What was once an orderly climb to the top of the economic ladder slowly becomes an obstacle course as the local teamster boss (Peter Gerety) insists that Abel arm his drivers or he will pull them from their routes, his wife, Anna (Jessica Chastain), wants to get her father and her brothers involved in Old Testament-style retribution, and his lawyer (Albert Brooks) is revealing secrets that he should have confided to Abel years before. One fatal moment of weakness by another threatens to bring down everything Abel has worked for, giving him three days to change his fate without violating his personal code.

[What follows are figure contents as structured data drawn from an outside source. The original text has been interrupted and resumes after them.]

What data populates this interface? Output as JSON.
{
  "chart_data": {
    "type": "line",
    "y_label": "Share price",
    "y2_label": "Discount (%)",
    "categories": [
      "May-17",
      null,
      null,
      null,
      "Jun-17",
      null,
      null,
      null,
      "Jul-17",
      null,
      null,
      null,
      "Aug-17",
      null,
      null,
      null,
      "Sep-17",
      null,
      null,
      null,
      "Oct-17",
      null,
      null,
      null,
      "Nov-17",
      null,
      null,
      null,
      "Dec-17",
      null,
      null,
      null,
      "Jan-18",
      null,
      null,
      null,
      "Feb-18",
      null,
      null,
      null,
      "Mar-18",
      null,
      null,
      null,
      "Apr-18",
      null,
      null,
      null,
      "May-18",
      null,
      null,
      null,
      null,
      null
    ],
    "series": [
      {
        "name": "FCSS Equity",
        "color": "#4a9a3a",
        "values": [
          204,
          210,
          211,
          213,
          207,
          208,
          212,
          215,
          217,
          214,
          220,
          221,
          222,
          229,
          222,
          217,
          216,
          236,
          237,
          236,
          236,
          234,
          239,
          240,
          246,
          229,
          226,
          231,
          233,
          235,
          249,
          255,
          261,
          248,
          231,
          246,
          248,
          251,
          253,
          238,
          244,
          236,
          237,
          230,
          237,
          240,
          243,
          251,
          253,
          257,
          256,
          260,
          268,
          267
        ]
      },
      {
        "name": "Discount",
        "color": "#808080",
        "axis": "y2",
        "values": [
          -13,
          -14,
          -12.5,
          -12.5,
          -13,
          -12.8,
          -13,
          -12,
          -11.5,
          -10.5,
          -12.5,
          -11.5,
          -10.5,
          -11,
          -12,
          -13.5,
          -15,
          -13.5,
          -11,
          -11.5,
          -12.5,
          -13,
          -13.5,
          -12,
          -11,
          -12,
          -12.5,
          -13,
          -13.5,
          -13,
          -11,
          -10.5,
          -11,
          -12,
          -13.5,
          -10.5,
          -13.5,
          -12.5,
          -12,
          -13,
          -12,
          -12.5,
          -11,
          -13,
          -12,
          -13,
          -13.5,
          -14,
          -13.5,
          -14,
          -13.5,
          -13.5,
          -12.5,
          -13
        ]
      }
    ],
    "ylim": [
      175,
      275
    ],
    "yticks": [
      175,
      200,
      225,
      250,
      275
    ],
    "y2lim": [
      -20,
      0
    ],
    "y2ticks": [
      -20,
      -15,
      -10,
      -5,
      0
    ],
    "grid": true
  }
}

At the center of A MOST VIOLENT YEAR is a powerful performance by Isaac. It is richly layered, satisfyingly complex, and never less than
riveting as the inner instinct for violence is subsumed without question by Abel’s carefully cultivated façade of tailored suites and immaculately groomed hair and nails. Subsumed, but never gone. As Abel, he is a man who can only move forward, who can make peace with compromise as long as it takes him to his goal. Ruthlessness is a tool, not a choice, and ego has no place in doing what will get him what he wants. In a film full of moments worthy of a master class, I want to single one sequence out to sum up why Isaac and the film are so good. It is a chase, starting in a car and ending on foot with Abel chasing down the one person who can give him the information he needs. Virtually wordless (shades of Chandor’s ALL IS LOST), as Abel pursues his target, he goes through every emotion, his mind working at lightning speed to keep up and then overtake the man who hijacked his truck. The emotional turmoil is as exhausting as the running, and the denouement as stunning for its adherence to the man’s character as it is for the twist that validates his philosophical choices. Chandor wisely keeps the camera focused on Isaac’s face for the most part, using establishing shots sparingly, forcing us to live these desperate minutes with Abel, and becoming part of them ourselves.

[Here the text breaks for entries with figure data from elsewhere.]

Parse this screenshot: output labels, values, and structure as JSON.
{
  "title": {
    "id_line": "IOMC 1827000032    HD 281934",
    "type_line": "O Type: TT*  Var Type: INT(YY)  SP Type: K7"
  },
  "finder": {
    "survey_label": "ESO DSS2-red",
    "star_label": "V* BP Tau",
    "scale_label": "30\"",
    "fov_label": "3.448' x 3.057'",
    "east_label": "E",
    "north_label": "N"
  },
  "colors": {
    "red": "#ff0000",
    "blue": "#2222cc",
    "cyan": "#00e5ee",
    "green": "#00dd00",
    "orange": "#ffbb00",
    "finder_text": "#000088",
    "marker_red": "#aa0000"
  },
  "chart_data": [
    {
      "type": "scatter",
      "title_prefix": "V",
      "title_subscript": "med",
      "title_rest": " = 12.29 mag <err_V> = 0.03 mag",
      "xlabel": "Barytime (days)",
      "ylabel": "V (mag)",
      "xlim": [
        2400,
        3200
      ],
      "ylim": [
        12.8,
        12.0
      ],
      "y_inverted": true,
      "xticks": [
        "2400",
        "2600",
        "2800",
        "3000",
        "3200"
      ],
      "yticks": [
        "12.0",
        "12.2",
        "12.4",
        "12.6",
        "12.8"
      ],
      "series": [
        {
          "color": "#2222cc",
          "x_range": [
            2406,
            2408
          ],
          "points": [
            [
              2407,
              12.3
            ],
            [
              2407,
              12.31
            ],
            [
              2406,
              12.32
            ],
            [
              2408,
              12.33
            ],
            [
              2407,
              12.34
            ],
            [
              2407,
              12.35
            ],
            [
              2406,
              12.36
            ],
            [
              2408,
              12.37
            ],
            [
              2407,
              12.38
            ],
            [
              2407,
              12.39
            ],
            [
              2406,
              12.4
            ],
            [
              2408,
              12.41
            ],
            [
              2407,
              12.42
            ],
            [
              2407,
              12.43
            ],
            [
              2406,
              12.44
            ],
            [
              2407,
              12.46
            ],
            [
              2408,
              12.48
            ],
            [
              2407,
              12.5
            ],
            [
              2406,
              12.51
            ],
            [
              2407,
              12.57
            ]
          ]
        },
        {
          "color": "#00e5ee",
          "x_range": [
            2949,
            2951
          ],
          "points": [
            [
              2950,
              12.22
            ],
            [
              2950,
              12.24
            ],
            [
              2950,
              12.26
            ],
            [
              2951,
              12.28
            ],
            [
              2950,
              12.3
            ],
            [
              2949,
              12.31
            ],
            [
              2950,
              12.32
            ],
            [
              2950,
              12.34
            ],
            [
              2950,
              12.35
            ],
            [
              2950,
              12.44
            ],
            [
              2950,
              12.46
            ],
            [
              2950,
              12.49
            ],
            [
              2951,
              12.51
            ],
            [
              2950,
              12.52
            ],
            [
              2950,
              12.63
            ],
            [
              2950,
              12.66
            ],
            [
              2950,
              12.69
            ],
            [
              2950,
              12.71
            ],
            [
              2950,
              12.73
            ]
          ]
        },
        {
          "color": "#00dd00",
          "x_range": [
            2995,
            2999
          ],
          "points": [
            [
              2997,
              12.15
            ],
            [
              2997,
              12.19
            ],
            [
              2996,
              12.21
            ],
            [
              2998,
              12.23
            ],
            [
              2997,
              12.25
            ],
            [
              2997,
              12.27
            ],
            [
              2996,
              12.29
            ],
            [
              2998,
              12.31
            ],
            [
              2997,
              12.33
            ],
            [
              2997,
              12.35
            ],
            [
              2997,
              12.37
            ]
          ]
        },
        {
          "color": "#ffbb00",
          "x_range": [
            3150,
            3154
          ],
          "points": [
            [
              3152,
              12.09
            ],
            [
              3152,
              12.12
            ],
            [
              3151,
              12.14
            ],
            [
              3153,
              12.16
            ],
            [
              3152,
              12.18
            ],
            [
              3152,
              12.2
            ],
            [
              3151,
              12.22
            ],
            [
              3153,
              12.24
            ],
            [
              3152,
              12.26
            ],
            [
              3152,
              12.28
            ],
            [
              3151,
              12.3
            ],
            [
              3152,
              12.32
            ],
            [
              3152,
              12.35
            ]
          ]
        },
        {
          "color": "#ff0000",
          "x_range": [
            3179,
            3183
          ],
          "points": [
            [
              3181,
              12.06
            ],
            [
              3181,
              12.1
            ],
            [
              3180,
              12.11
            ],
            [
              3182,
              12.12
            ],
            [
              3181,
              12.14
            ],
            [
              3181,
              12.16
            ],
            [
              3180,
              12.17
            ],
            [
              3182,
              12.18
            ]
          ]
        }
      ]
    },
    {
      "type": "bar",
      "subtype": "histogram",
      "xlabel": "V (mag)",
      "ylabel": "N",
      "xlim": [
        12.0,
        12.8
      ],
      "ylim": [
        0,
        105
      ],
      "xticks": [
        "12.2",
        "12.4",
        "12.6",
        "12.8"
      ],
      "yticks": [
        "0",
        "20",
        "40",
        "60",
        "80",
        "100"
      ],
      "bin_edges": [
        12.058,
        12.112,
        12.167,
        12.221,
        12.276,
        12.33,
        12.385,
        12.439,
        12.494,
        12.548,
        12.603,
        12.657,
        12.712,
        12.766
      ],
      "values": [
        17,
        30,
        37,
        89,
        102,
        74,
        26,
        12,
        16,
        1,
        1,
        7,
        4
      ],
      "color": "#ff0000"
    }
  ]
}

Chandor’s literate, engrossing script puts Abel through that obstacle course with lessons to be learned in moments of desperation, mercy,
confrontation, and love. He’s also written one of the most interesting female characters of 2014, and cast one of the most brilliant actresses in the role. Chastain and Isaac are a fascinating pair, mutual respect, almost absolute trust, and a commitment to each other and their dreams that is palpable. She is tough enough to stand up to Abel or anyone else for that matter, and to sport a brazen decollatage at a formal dinner with bankers, and still force them to take her seriously when she talks business. The drama isn’t in whether this couple will stay together, it’s how they will negotiate their future relationship and if only for that reason, the putative sequels to this film are something I anticipate with rapturous delight.

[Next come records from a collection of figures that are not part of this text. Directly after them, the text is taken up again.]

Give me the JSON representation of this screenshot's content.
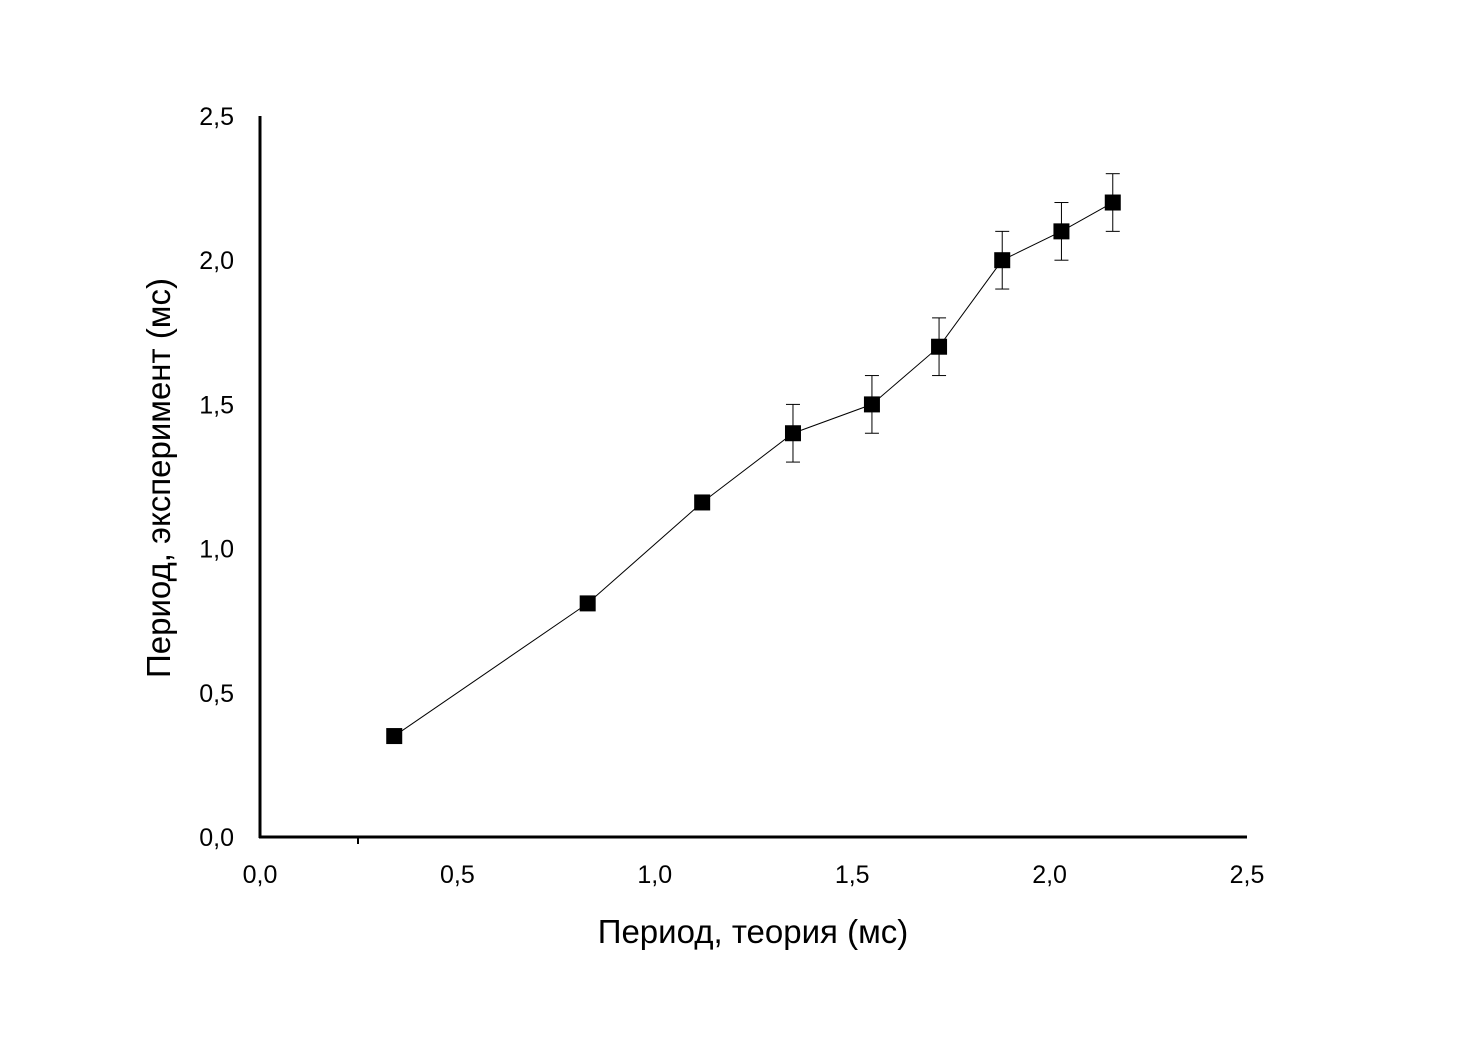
{
  "chart_data": {
    "type": "scatter",
    "title": "",
    "xlabel": "Период, теория (мс)",
    "ylabel": "Период, эксперимент (мс)",
    "xlim": [
      0,
      2.5
    ],
    "ylim": [
      0,
      2.5
    ],
    "xticks": [
      "0,0",
      "0,5",
      "1,0",
      "1,5",
      "2,0",
      "2,5"
    ],
    "yticks": [
      "0,0",
      "0,5",
      "1,0",
      "1,5",
      "2,0",
      "2,5"
    ],
    "grid": false,
    "marker": "square",
    "connected": true,
    "series": [
      {
        "points": [
          {
            "x": 0.34,
            "y": 0.35,
            "err": 0
          },
          {
            "x": 0.83,
            "y": 0.81,
            "err": 0
          },
          {
            "x": 1.12,
            "y": 1.16,
            "err": 0
          },
          {
            "x": 1.35,
            "y": 1.4,
            "err": 0.1
          },
          {
            "x": 1.55,
            "y": 1.5,
            "err": 0.1
          },
          {
            "x": 1.72,
            "y": 1.7,
            "err": 0.1
          },
          {
            "x": 1.88,
            "y": 2.0,
            "err": 0.1
          },
          {
            "x": 2.03,
            "y": 2.1,
            "err": 0.1
          },
          {
            "x": 2.16,
            "y": 2.2,
            "err": 0.1
          }
        ]
      }
    ]
  }
}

At the end of A MOST VIOLENT YEAR, Abel expounds briefly, as a befits a man of action, on his philosophy of life. It is to take the most right path. It is the philosophy of a man of honor, but one who has accepted the real world for what it is. And has accepted the struggle to walk that path. There is no better precis on the real meaning of Machiavelli’s writings to be found in either popular culture or academia, and certainly ot better film of 2014 than this.